You can often take very nice Gothic-looking photographs by playing with angles and light. But at Greyfriars, while good raking Autumn sunlight helps matters, you can't lose anyway. This place contains the most astonishingly grim collection of funerary art virtually anywhere. Everywhere you look, the imagery of death and decay; which raises the question, Why? What inspired the stern burghers of late Tudor and Stuart Edinburgh, in particular, to produce such wonderfully dismal and horrid art? Was their sensibility really so different from ours? Did they really think that this imagery was somehow uplifting, and pointed their minds to the Resurrection for which they all hoped?

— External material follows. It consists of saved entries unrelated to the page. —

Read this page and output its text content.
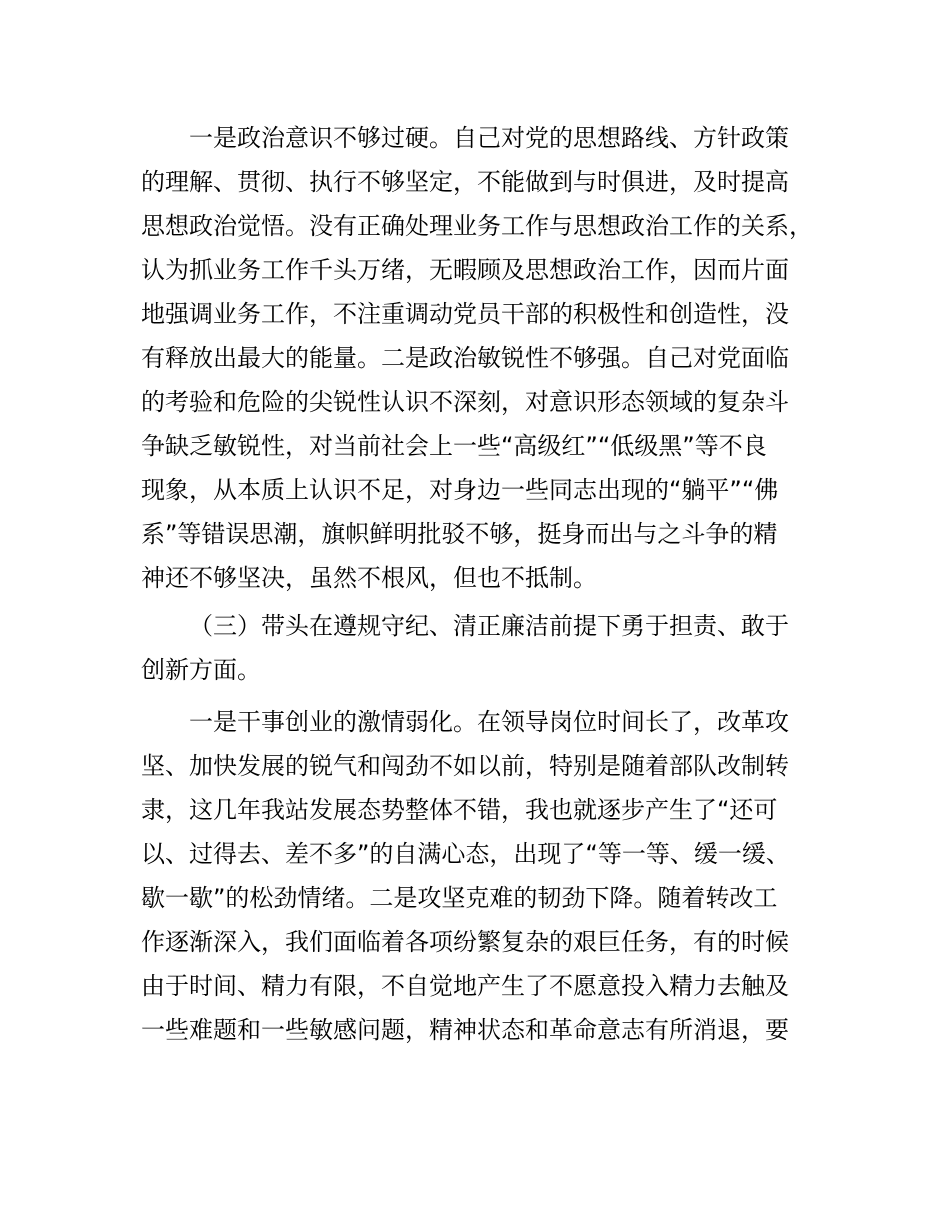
一是政治意识不够过硬。自己对党的思想路线、方针政策
的理解、贯彻、执行不够坚定，不能做到与时俱进，及时提高
思想政治觉悟。没有正确处理业务工作与思想政治工作的关系，
认为抓业务工作千头万绪，无暇顾及思想政治工作，因而片面
地强调业务工作，不注重调动党员干部的积极性和创造性，没
有释放出最大的能量。二是政治敏锐性不够强。自己对党面临
的考验和危险的尖锐性认识不深刻，对意识形态领域的复杂斗
争缺乏敏锐性，对当前社会上一些“高级红”“低级黑”等不良
现象，从本质上认识不足，对身边一些同志出现的“躺平”“佛
系”等错误思潮，旗帜鲜明批驳不够，挺身而出与之斗争的精
神还不够坚决，虽然不根风，但也不抵制。
（三）带头在遵规守纪、清正廉洁前提下勇于担责、敢于
创新方面。
一是干事创业的激情弱化。在领导岗位时间长了，改革攻
坚、加快发展的锐气和闯劲不如以前，特别是随着部队改制转
隶，这几年我站发展态势整体不错，我也就逐步产生了“还可
以、过得去、差不多”的自满心态，出现了“等一等、缓一缓、
歇一歇”的松劲情绪。二是攻坚克难的韧劲下降。随着转改工
作逐渐深入，我们面临着各项纷繁复杂的艰巨任务，有的时候
由于时间、精力有限，不自觉地产生了不愿意投入精力去触及
一些难题和一些敏感问题，精神状态和革命意志有所消退，要
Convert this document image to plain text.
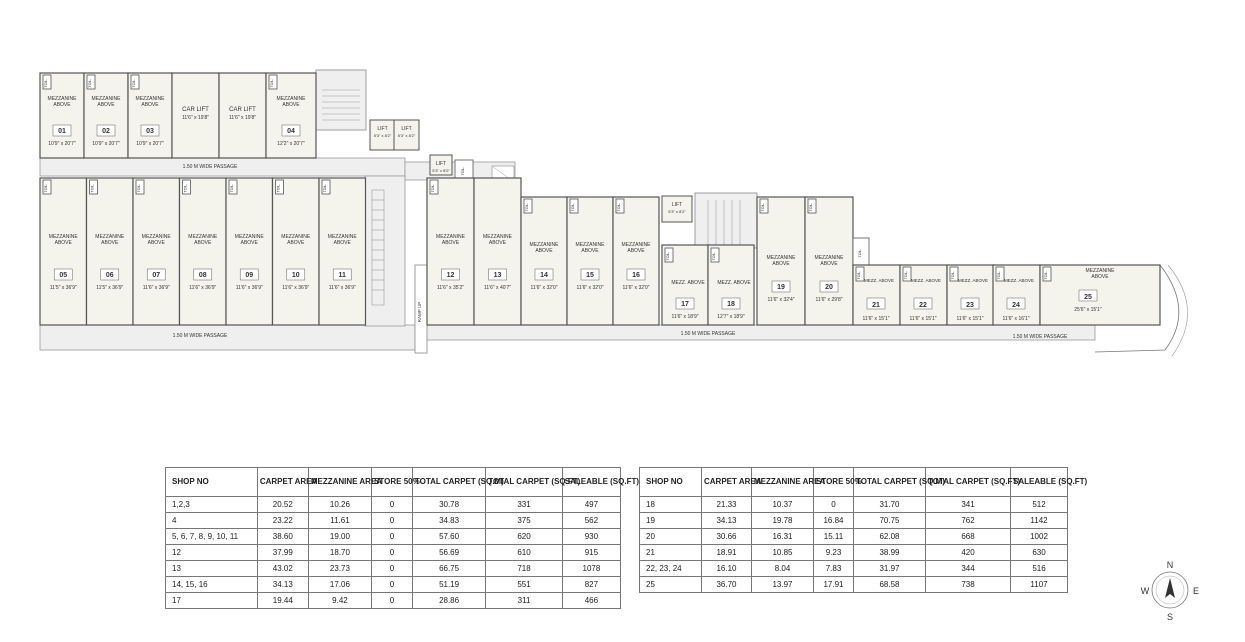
TOIL.	TOIL.	TOIL.	TOIL.
TOIL.
TOIL.	TOIL.	TOIL.	TOIL.	TOIL.	TOIL.	TOIL.	TOIL.
TOIL.	TOIL.	TOIL.
TOIL.	TOIL.
TOIL.	TOIL.
TOIL.
TOIL.	TOIL.	TOIL.	TOIL.	TOIL.
MEZZANINE ABOVE
01
10'9" x 20'7"
MEZZANINE ABOVE
02
10'9" x 20'7"
MEZZANINE ABOVE
03
10'9" x 20'7"
CAR LIFT
11'6" x 19'8"
CAR LIFT
11'6" x 19'8"
MEZZANINE ABOVE
04
12'2" x 20'7"
LIFT
5'3" x 8'2"
LIFT
5'3" x 8'2"
LIFT
5'3" x 8'0"
LIFT
5'3" x 8'2"
MEZZANINE ABOVE
05
11'5" x 36'9"
MEZZANINE ABOVE
06
11'5" x 36'9"
MEZZANINE ABOVE
07
11'6" x 36'9"
MEZZANINE ABOVE
08
11'6" x 36'9"
MEZZANINE ABOVE
09
11'6" x 36'9"
MEZZANINE ABOVE
10
11'6" x 36'9"
MEZZANINE ABOVE
11
11'6" x 36'9"
MEZZANINE ABOVE
12
11'6" x 35'2"
MEZZANINE ABOVE
13
11'6" x 40'7"
MEZZANINE ABOVE
14
11'6" x 32'0"
MEZZANINE ABOVE
15
11'6" x 32'0"
MEZZANINE ABOVE
16
11'6" x 32'0"
MEZZ. ABOVE
17
11'6" x 18'9"
MEZZ. ABOVE
18
12'7" x 18'9"
MEZZANINE ABOVE
19
11'6" x 32'4"
MEZZANINE ABOVE
20
11'6" x 29'8"
MEZZ. ABOVE
21
11'6" x 15'1"
MEZZ. ABOVE
22
11'6" x 15'1"
MEZZ. ABOVE
23
11'6" x 15'1"
MEZZ. ABOVE
24
11'6" x 16'1"
MEZZANINE ABOVE
25
25'6" x 15'1"
1.50 M WIDE PASSAGE
1.50 M WIDE PASSAGE	1.50 M WIDE PASSAGE	1.50 M WIDE PASSAGE
RAMP UP
SHOP NO	CARPET AREA	MEZZANINE AREA	STORE 50%	TOTAL CARPET (SQ.M)	TOTAL CARPET (SQ.FT)	SALEABLE (SQ.FT)
1,2,3	20.52	10.26	0	30.78	331	497
4	23.22	11.61	0	34.83	375	562
5, 6, 7, 8, 9, 10, 11	38.60	19.00	0	57.60	620	930
12	37.99	18.70	0	56.69	610	915
13	43.02	23.73	0	66.75	718	1078
14, 15, 16	34.13	17.06	0	51.19	551	827
17	19.44	9.42	0	28.86	311	466
SHOP NO	CARPET AREA	MEZZANINE AREA	STORE 50%	TOTAL CARPET (SQ.M)	TOTAL CARPET (SQ.FT)	SALEABLE (SQ.FT)
18	21.33	10.37	0	31.70	341	512
19	34.13	19.78	16.84	70.75	762	1142
20	30.66	16.31	15.11	62.08	668	1002
21	18.91	10.85	9.23	38.99	420	630
22, 23, 24	16.10	8.04	7.83	31.97	344	516
25	36.70	13.97	17.91	68.58	738	1107
N
S
E
W
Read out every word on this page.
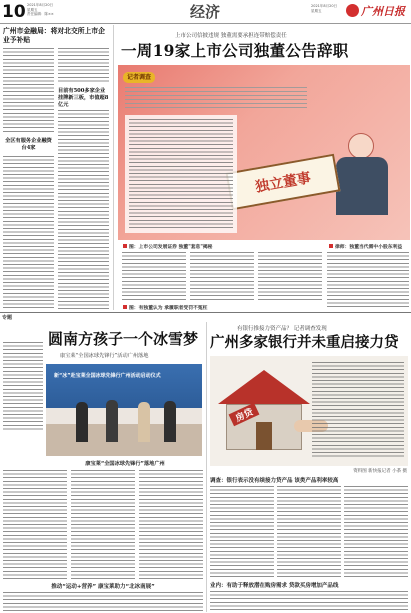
10 2021年8月20日
星期五
责任编辑：陈××	经济	2021年8月20日
星期五	广州日报
广州市金融局：将对北交所上市企业予补贴
目前有500多家企业挂牌新三板，市值超8亿元
全区有服务企业融资台4家
上市公司信披违规 独董需要承担连带赔偿责任
一周19家上市公司独董公告辞职
记者调查
独立董事
图：上市公司发展证券 独董"套息"揭秘
图：有独董认为 承履职者受罚不冤枉
律师：独董当代需中小股东利益
专题
圆南方孩子一个冰雪梦
康宝莱“全国冰球先锋行”活动广州落地
新“冰”赴宝莱全国冰球先锋行广州活动启动仪式
康宝莱“全国冰球先锋行”落地广州
推动“运动+营养” 康宝莱助力“北冰南展”
有银行推接力资产品？ 记者调查发现
广州多家银行并未重启接力贷
房贷
资料图 新快报记者 小茶 摄
调查：银行表示没有续接力贷产品 该类产品利率较高
业内：有助于释放潜在购房需求 贷款买房增加产品线
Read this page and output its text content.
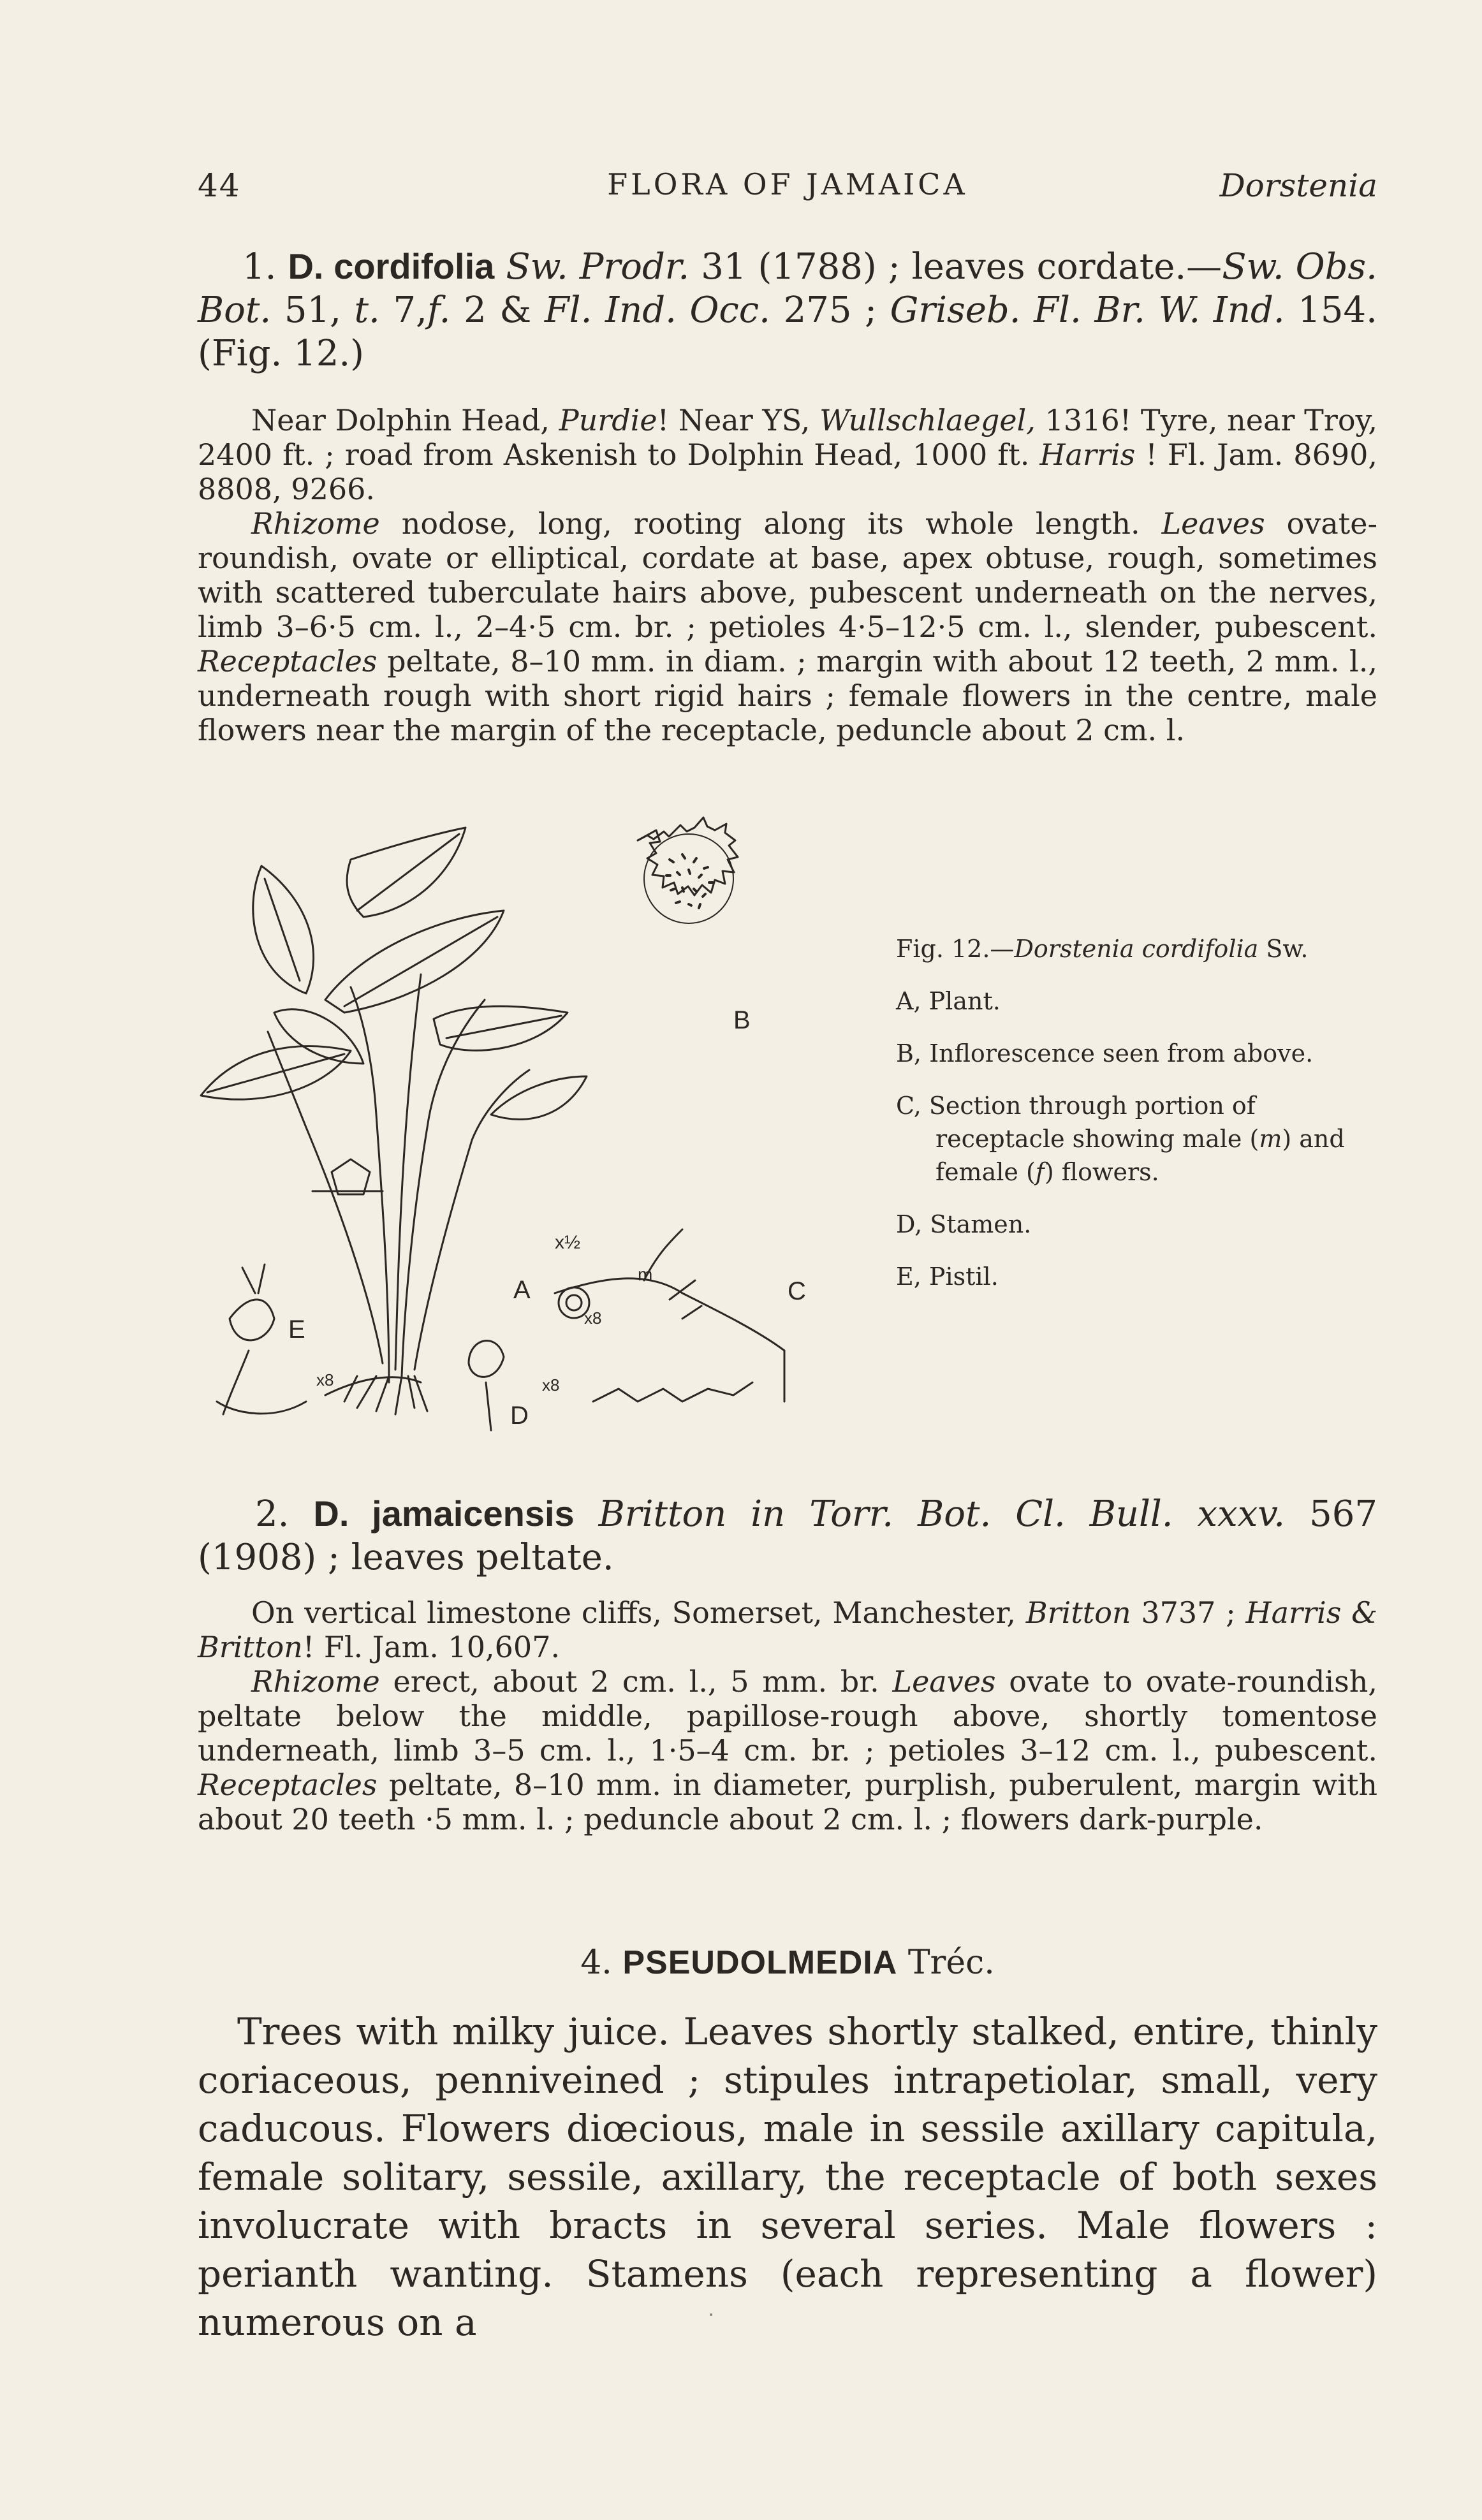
44	FLORA OF JAMAICA	Dorstenia
1. D. cordifolia Sw. Prodr. 31 (1788) ; leaves cordate.—Sw. Obs. Bot. 51, t. 7,f. 2 & Fl. Ind. Occ. 275 ; Griseb. Fl. Br. W. Ind. 154. (Fig. 12.)
Near Dolphin Head, Purdie! Near YS, Wullschlaegel, 1316! Tyre, near Troy, 2400 ft. ; road from Askenish to Dolphin Head, 1000 ft. Harris ! Fl. Jam. 8690, 8808, 9266.
Rhizome nodose, long, rooting along its whole length. Leaves ovate-roundish, ovate or elliptical, cordate at base, apex obtuse, rough, sometimes with scattered tuberculate hairs above, pubescent underneath on the nerves, limb 3–6·5 cm. l., 2–4·5 cm. br. ; petioles 4·5–12·5 cm. l., slender, pubescent. Receptacles peltate, 8–10 mm. in diam. ; margin with about 12 teeth, 2 mm. l., underneath rough with short rigid hairs ; female flowers in the centre, male flowers near the margin of the receptacle, peduncle about 2 cm. l.
B
A	C
D
E
m
x½
x8	x8
x8
Fig. 12.—Dorstenia cordifolia Sw.
A, Plant.
B, Inflorescence seen from above.
C, Section through portion of receptacle showing male (m) and female (f) flowers.
D, Stamen.
E, Pistil.
2. D. jamaicensis Britton in Torr. Bot. Cl. Bull. xxxv. 567 (1908) ; leaves peltate.
On vertical limestone cliffs, Somerset, Manchester, Britton 3737 ; Harris & Britton! Fl. Jam. 10,607.
Rhizome erect, about 2 cm. l., 5 mm. br. Leaves ovate to ovate-roundish, peltate below the middle, papillose-rough above, shortly tomentose underneath, limb 3–5 cm. l., 1·5–4 cm. br. ; petioles 3–12 cm. l., pubescent. Receptacles peltate, 8–10 mm. in diameter, purplish, puberulent, margin with about 20 teeth ·5 mm. l. ; peduncle about 2 cm. l. ; flowers dark-purple.
4. PSEUDOLMEDIA Tréc.
Trees with milky juice. Leaves shortly stalked, entire, thinly coriaceous, penniveined ; stipules intrapetiolar, small, very caducous. Flowers diœcious, male in sessile axillary capitula, female solitary, sessile, axillary, the receptacle of both sexes involucrate with bracts in several series. Male flowers : perianth wanting. Stamens (each representing a flower) numerous on a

Even without the skulls and crossbones, the kirkyard has a uniquely disagreeable atmosphere. On the south side is the Covenanters' Prison, where the Solicitor General Sir George 'Bluidy' Mackenzie confined some twelve hundred Presbyterian prisoners seized after the battle of Bothwell Brig in 1679; his vast, pompous mausoleum has since the late 1990s been said to be plagued by a poltergeist by which tourists on 'ghost tours' can be pinched and scratched for a fee. At the bottom of the slope is the
mausoleum of John Adams, possibly the nastiest and most unsettling tomb in Greyfriars. The fact that Goodman Adams's face has had cat's whiskers penned on doesn't alter the horrible sensation.